The term MIMO refers in principle to any technique exploiting multiple antennas at the receiver and
transmitter.
6.1.4 Adaptive Modulation and Coding
Adaptive Modulation and Coding (AMC) is a form of link adaptation that is used in response to the
changing characteristics of a radio channel. AMC jointly selects the most appropriate modulation and
coding scheme according to channel conditions. The better the radio conditions, the higher the modulation
rate and code rate combination, and vice versa. Clearly, AMC is more effective in packet networks – the networks envisioned for B3G. Conventional wireless services have mostly been
designed for constant rate applications, such as voice transmission. To combat channel fading, communication
systems have usually been designed to maximize time diversity with a combination of
interleaving and coding for better bit error rate performance. B3G wireless systems must target packet
data, and thus are usually designed to maximize throughput for a given battery energy budget while
allowing a certain delay.
6.1.5 Software Defined Radio
Since different wireless interfaces will be used in B3G, Software Defined Radio (SDR) appears to be
a cost-effective solution to implement several access approaches in one terminal. SDR uses a flexible
architecture that allows the wireless interface to be reconfigured. This allows multistandard wireless
interface operation with a common hardware platform, opening the door for forward compatibility.

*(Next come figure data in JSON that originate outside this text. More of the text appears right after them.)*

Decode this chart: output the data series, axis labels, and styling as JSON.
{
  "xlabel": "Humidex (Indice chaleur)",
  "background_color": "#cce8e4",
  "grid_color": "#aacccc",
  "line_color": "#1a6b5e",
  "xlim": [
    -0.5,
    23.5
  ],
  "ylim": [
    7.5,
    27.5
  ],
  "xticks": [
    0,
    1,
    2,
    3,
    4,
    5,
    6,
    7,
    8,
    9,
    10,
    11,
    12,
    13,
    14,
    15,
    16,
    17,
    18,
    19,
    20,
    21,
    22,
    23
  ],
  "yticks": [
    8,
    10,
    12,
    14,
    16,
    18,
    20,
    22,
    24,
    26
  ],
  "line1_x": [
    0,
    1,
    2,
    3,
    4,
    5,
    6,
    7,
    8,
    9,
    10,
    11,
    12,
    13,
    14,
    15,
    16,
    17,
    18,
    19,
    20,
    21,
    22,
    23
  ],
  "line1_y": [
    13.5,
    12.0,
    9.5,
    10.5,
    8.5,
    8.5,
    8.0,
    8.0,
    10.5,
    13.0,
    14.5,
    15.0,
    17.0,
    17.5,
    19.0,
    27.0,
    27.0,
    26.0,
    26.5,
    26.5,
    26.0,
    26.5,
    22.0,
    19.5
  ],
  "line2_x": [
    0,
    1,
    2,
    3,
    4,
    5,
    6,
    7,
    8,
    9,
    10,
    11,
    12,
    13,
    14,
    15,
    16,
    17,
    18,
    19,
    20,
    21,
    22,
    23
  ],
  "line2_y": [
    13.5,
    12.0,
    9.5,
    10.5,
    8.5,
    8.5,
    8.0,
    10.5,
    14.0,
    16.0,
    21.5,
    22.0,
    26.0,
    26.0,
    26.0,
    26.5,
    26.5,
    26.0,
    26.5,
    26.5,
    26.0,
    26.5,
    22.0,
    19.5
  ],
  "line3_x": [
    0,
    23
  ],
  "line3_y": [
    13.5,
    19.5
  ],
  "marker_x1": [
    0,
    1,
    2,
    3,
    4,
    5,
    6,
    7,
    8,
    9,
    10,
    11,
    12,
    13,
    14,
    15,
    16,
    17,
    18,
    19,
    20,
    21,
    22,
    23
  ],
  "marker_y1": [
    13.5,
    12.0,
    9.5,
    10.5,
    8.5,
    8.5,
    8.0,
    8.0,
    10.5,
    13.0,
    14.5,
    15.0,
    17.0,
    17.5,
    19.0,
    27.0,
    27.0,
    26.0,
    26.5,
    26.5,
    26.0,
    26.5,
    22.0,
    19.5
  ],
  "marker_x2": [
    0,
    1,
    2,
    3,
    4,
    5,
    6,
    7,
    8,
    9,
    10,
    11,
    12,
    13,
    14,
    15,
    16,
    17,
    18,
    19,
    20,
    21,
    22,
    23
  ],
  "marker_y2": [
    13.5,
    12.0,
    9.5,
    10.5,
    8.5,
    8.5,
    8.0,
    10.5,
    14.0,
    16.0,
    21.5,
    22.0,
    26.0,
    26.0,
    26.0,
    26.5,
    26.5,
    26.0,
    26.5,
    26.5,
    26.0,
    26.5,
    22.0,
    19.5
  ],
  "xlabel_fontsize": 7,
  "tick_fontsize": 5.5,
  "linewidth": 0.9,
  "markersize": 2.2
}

Furthermore, SDR is an enabler for cooperative networks. SDR allows dynamic modifications of the
radio frequency, baseband processing, and even the MAC layer of the terminal (which can utilize a
particular wireless interface by reconfiguring the system). The degree of flexibility brought by realtime
reconfigurability opens up a new world of possibilities for users, operators, services providers,
and terminal manufacturers. Users can establish connection to any network, allowing simple local
and global roaming. Users can also benefit from the low-cost terminals that this technology can
entails. Hardware and software updates can easily and wirelessly be carried out by users or operators.

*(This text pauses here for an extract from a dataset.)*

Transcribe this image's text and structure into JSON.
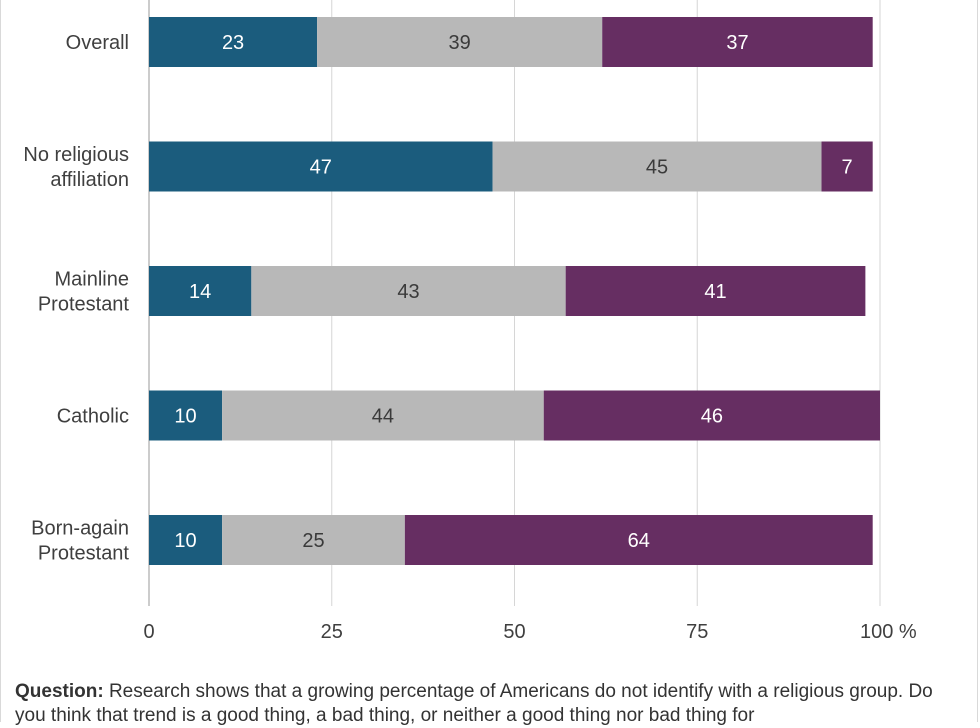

Manufacturers can also take advantage of SDR as large volumes of terminals with identical hardware
(and fewer components) are produced. Even upgrades or changes in the terminals can be easily
effected. In addition, service providers can exploit this flexibility to match their operation and services
to user demands better [532].
The shift in B3G toward IP-based, high-speed multimedia wireless traffic demands a high spectral
efficiency. A natural corollary to this is a need for cooperation across subnetworks and the use of
multi-hop relaying. Regulatory reforms could free up bandwidth currently used for analog broadcasting
– high-frequency bands – for B3G systems [534]. The more efficient modulation schemes
discussed above cannot be retrofitted into 3G architecture, which is one of the reasons B3G research
is being conducted before 3G systems are fully implemented (another reason is that 3G performance
may not be sufficient for future high-performance applications like full-motion video and wireless
teleconferencing). Spectrum regulation bodies must get involved in guiding the researchers by indicating
which frequency bands might be used for B3G. Along with regulatory reforms, a number
of spectrum allocation decisions, spectrum standardization decisions, spectrum availability decisions,
technology innovations, component development, signal processing, and switching enhancements,
plus intervendor cooperation have to take place before the vision of B3G will materialize. Standardization
of wireless networks in terms of modulation techniques, switching schemes, and roaming is
an absolute necessity for B3G technology. However, B3G is not an independent replacement architecture
for existing systems. Network architects must base their vision of B3G architecture on hybrid
network concepts that integrate wireless WANs, wireless LANs (IEEE 802.11a, IEEE 802.11b, IEEE
802.11g, IEEE 802.15, and IEEE 802.16), Bluetooth technology, and fiber-based backbones with
broadband wireless (B3G) networks. Moreover, B3G planning must allow for a smooth transition
from the current state of existing networks to their coexistence with B3G systems [535].